The clinical evidence base spans multiple Phase 2 and Phase 3 programs. The PRESS series of trials (PRESS I through PRESS VIII) established efficacy in diabetic dyslipidemia and hypertriglyceridemia, demonstrating non-inferiority to fenofibrate for triglyceride reduction and superiority to pioglitazone for lipid parameter improvement. The EVIDENCES series of trials evaluated saroglitazar in non-alcoholic fatty liver disease (NAFLD) and NASH, with the EVIDENCES II Phase 3 trial in India demonstrating significant histological improvement at 52 weeks. A US-based Phase 2 trial (Gawrieh et al. 2021) in 106 patients with biopsy-proven NASH demonstrated significant improvement in NAFLD activity score, liver enzymes, and lipid parameters at 16 weeks. In primary biliary cholangitis (PBC), the Phase 2 proof-of-concept study demonstrated a 49 to 51 percent reduction in alkaline phosphatase at 16 weeks in ursodeoxycholic acid-resistant or -intolerant patients, and the Phase IIb/III EPICS-III trial met its primary and secondary endpoints; regulatory submission to the United States Food and Drug Administration for this indication is anticipated in the first quarter of 2026. The compound has received orphan drug designation and Fast Track designation from the FDA for PBC.

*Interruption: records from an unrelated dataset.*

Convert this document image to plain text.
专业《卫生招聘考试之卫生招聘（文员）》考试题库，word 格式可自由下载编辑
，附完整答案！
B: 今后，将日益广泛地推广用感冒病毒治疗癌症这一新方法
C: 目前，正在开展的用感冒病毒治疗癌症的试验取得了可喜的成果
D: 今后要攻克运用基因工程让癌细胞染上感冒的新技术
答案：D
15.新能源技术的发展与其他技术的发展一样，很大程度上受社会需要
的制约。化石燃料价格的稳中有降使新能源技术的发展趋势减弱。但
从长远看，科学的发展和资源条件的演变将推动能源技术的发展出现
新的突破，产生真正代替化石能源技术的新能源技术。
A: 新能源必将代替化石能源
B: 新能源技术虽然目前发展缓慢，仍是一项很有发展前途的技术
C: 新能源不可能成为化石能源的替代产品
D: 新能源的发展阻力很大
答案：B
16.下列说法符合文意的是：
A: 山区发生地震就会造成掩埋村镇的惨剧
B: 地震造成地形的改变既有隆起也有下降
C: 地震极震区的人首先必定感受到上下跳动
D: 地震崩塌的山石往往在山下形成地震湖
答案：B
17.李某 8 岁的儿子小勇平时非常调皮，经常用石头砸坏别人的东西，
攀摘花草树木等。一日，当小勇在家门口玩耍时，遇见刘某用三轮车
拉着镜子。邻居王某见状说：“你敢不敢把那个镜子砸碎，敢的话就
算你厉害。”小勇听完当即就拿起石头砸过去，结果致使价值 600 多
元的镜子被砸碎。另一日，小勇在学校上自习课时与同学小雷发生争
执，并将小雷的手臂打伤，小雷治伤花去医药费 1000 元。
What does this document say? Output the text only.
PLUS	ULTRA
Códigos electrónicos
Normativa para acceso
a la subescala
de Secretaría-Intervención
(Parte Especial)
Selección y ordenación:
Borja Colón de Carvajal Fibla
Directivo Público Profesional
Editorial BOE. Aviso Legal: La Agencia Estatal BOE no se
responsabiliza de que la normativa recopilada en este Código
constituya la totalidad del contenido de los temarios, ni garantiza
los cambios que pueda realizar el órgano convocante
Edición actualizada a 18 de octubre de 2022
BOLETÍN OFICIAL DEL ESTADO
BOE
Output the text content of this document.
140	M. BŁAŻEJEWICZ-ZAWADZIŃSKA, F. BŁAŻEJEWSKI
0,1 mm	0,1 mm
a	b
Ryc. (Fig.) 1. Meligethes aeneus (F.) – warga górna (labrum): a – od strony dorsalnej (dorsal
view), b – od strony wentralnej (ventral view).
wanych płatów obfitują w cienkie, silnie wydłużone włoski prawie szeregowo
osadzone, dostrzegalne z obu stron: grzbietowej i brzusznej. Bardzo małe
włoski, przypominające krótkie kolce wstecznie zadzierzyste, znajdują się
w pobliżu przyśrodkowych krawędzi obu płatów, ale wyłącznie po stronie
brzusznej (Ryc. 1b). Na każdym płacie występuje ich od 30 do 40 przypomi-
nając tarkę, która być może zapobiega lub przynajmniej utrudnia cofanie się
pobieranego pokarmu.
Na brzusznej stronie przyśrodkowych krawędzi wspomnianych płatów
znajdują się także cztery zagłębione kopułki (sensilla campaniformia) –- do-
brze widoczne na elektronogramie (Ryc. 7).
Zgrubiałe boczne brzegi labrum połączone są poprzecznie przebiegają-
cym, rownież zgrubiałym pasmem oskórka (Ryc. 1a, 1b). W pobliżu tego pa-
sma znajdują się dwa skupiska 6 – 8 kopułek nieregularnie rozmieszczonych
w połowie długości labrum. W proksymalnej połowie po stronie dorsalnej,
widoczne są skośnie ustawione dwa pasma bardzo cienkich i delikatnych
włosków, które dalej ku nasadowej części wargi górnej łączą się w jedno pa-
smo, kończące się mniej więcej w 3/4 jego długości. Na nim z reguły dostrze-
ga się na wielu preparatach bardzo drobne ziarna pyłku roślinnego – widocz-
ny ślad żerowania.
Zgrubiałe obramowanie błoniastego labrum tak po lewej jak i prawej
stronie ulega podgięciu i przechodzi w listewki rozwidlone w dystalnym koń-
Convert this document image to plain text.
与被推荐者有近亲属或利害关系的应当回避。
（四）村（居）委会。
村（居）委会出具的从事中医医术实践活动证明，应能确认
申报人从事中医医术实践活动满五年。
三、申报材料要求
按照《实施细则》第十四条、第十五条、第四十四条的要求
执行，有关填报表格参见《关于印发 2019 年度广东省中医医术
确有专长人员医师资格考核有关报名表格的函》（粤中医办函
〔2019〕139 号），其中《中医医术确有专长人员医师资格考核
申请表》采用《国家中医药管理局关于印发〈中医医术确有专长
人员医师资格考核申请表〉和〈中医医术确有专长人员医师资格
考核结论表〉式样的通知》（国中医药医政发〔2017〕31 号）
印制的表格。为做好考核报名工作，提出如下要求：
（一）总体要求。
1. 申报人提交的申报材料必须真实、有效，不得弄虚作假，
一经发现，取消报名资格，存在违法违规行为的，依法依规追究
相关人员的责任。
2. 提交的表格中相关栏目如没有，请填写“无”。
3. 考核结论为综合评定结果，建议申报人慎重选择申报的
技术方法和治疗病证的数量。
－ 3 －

Saroglitazar is well tolerated at the 4 mg clinical dose. The principal adverse events are mild gastrointestinal complaints (dyspepsia, gastritis), asthenia, and pyrexia, with no clinically significant effects on body weight, hepatic transaminases, renal function, creatine phosphokinase, or cardiac parameters at doses up to 128 mg in single-dose safety studies. The absence of the thiazolidinedione-class adverse events (peripheral edema, weight gain, bone fracture, bladder cancer signal) is attributed to the predominant PPARalpha and moderate PPARgamma pharmacological balance. This monograph reviews the chemistry, synthesis, and stereochemistry of saroglitazar; the dual-receptor pharmacology; the comprehensive human pharmacokinetic record; the clinical evidence base across diabetic dyslipidemia, NAFLD/NASH, PBC, and metabolic liver disease indications; reconstitution, sourcing, and handling considerations for laboratory work; stack-interaction implications; adverse-event and safety signals; and a comparative assessment of five alternative PPAR-targeting compounds against saroglitazar on five competency standards (novelty, effect size, promising potential, side-effect profile, and overall validation).